MI5’s (official) secret history revealed:
[...]
“We thought if we had a history, we could assign to history all those allegations and stories that have been around, with someone not in the service making a professional judgment about what really happened,” [former MI5 director-general Stephen] Lander said. “And it would be possible not to have to be dragged back in the press or anywhere else to stories about the Wilson plot, or about whether we investigated John Lennon, or studied Mickey Mouse … or all the rest. The answer is, ‘Read the book.’ “
The biggest open secret is that MI5 kept a file on Harold Wilson. Unsurprising too that Margaret Thatcher wanted to use the agency to spy on trade unions. The most interesting and contemporary revelation surrounds ‘Islamist terrorism’:
The 1,000-page volume, published Monday, describes an organization that fought Hitler with stunning success but struggled to combat Soviet espionage during the Cold War and initially failed to grasp the threat from Islamic extremism.
Andrew claims MI5 was “slow to see the coming menace of Islamist terrorism.” The book says the agency’s then-head, Stella Rimington, had never heard the name al-Qaida until a meeting in Washington in 1996, during which MI5 representatives were “taken aback by the interest” in Osama bin Laden shown by the Americans.
I wonder if the links between the agency and figures like Abu Qatada are investigated in the book:
Britain ignored warnings — which began before the September 11 attacks — from half a dozen friendly governments about Abu Qatada’s links with terrorist groups and refused to arrest him. Intelligence chiefs hid from European allies their intention to use the cleric as a key informer against Islamic militants in Britain.
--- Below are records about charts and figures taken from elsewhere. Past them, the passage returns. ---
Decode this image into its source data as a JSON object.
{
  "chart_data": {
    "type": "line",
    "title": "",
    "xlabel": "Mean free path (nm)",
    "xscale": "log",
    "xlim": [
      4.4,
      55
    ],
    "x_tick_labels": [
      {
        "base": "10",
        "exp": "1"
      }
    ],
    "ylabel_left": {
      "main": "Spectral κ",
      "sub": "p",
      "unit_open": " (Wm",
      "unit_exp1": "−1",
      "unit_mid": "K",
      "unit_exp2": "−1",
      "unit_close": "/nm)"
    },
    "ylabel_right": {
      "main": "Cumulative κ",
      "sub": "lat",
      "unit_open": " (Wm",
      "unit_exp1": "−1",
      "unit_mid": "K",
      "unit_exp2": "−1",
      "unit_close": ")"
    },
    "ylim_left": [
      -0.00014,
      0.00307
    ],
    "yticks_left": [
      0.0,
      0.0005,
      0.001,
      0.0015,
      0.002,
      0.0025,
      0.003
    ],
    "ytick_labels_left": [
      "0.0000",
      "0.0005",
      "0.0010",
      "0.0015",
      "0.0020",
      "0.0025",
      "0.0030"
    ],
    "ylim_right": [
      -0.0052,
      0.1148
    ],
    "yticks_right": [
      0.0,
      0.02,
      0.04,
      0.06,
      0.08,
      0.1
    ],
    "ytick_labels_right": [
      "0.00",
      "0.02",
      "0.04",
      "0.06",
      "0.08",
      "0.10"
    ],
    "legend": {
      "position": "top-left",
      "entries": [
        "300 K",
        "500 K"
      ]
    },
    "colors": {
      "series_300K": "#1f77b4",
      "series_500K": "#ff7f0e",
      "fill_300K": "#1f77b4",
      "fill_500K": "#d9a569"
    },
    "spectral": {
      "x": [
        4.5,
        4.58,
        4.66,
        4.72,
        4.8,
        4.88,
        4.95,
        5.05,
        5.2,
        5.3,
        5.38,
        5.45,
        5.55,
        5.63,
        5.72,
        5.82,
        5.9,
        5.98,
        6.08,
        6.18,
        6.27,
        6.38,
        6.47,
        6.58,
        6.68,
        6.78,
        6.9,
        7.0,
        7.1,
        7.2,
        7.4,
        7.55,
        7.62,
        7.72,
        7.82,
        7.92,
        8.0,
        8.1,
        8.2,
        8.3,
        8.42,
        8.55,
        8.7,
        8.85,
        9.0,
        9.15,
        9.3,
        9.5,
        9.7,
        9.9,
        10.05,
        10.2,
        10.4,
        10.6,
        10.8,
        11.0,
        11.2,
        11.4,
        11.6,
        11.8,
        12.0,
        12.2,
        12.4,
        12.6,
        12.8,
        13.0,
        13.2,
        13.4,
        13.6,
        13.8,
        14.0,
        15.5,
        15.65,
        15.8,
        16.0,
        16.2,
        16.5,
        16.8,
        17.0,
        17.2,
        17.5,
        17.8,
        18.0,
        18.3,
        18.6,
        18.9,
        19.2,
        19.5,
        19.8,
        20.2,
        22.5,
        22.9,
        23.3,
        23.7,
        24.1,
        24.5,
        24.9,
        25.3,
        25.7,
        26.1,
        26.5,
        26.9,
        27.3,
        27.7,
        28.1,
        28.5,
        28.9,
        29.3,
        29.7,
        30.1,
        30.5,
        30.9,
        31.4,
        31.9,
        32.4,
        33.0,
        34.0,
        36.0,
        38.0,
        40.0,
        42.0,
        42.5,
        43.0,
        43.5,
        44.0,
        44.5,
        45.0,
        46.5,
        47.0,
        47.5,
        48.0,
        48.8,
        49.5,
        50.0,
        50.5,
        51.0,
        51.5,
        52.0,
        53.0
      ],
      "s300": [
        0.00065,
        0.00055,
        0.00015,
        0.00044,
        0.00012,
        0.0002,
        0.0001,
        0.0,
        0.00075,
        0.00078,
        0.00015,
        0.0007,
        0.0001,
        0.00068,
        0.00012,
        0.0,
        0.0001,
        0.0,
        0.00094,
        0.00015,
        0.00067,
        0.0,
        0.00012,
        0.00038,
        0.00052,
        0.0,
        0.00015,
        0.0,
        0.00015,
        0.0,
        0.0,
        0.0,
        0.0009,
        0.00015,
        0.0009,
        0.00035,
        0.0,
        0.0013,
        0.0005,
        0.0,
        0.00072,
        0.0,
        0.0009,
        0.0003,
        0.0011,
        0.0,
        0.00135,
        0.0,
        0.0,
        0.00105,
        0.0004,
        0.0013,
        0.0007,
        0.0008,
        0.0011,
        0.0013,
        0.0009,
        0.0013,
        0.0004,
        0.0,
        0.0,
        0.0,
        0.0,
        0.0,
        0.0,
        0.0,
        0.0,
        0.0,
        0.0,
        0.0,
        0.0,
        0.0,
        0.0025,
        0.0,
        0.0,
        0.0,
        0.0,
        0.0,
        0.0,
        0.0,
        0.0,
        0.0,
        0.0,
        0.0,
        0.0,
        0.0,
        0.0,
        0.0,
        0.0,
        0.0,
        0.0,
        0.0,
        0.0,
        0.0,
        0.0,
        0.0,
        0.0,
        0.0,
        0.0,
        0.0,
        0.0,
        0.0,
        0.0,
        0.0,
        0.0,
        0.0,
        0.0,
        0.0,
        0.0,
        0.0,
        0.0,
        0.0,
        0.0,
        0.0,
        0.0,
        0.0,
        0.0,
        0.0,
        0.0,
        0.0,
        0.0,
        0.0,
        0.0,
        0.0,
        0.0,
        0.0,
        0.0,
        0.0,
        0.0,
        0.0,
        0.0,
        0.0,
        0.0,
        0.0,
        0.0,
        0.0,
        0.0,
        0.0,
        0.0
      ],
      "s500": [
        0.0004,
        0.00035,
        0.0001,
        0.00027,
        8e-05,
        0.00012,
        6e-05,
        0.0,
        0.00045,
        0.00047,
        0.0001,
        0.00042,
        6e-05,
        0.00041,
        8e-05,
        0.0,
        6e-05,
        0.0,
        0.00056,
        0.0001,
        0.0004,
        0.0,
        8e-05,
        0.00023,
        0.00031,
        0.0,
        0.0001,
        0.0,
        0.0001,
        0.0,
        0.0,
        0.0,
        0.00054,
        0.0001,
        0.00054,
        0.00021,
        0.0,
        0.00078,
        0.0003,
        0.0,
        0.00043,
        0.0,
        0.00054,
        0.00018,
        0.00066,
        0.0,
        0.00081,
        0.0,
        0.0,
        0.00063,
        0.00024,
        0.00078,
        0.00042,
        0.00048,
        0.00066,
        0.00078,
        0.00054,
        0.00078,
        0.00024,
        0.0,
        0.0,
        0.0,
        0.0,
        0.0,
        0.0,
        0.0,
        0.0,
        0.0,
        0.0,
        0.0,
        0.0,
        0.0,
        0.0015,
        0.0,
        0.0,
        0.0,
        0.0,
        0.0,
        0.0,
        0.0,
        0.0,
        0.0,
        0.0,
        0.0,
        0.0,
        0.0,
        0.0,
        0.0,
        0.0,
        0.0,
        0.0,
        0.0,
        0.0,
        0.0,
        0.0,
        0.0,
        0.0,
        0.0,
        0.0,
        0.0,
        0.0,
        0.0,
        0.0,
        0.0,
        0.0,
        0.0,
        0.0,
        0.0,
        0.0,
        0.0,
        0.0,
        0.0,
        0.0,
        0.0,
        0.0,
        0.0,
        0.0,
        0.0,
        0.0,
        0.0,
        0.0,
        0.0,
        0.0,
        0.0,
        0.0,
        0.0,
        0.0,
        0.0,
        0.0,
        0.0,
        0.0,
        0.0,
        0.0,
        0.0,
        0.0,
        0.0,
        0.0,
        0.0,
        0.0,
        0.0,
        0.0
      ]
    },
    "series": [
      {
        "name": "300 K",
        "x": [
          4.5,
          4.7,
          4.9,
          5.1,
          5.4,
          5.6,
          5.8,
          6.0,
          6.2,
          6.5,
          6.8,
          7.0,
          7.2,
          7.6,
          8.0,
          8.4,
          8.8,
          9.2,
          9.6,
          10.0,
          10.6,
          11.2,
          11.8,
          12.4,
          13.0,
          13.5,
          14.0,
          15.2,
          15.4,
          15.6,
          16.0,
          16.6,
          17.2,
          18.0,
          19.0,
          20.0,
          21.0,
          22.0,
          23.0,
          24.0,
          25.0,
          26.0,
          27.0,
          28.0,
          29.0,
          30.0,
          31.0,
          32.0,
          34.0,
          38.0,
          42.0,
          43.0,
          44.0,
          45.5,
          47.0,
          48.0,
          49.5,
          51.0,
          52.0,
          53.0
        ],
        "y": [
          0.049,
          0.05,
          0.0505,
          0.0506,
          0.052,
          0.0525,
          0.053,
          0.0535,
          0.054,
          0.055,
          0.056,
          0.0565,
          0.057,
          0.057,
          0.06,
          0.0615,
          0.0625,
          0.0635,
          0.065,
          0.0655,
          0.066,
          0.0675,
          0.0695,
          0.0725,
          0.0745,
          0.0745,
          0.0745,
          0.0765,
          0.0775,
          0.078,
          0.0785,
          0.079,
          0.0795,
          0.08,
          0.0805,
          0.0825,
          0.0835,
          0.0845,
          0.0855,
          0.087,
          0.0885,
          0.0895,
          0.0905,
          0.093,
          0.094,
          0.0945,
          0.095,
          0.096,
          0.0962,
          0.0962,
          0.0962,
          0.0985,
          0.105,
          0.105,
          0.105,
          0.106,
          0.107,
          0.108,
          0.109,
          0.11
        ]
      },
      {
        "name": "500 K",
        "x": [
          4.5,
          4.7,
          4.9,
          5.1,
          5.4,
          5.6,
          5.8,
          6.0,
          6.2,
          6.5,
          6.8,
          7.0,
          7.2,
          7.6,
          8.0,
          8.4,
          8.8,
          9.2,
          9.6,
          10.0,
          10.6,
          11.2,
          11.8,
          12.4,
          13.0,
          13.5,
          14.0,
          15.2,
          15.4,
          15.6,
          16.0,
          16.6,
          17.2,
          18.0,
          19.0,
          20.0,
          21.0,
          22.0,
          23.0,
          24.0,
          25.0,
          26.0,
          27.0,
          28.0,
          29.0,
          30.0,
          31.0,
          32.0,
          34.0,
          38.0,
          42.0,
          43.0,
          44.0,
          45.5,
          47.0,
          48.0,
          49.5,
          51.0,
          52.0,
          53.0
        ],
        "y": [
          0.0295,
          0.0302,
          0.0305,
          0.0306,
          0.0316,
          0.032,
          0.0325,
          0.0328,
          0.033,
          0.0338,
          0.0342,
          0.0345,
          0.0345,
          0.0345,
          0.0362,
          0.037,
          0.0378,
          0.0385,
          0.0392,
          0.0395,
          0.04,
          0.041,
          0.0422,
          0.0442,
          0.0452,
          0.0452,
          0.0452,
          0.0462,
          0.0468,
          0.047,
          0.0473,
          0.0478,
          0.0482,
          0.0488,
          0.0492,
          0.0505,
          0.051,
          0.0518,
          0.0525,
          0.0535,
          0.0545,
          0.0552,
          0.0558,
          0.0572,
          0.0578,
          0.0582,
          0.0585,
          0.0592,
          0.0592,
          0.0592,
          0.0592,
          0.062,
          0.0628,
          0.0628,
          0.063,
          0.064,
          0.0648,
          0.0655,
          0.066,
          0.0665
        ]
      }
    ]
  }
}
Tec15 9:28 am on October 8, 2009 Permalink |
Judging from Andrews previous works (such as the Mitrokhin Archive), the entire book is likely to be a whitewash of MI5’s more unsavoury works and what can not be simply denied (because they are already too well known) will instead be minimized and placed in their “proper”context.
thabet 9:32 am on October 8, 2009 Permalink |
Take it for what it is. An “official” history which will document stuff no one really cares about/nothing can be done about.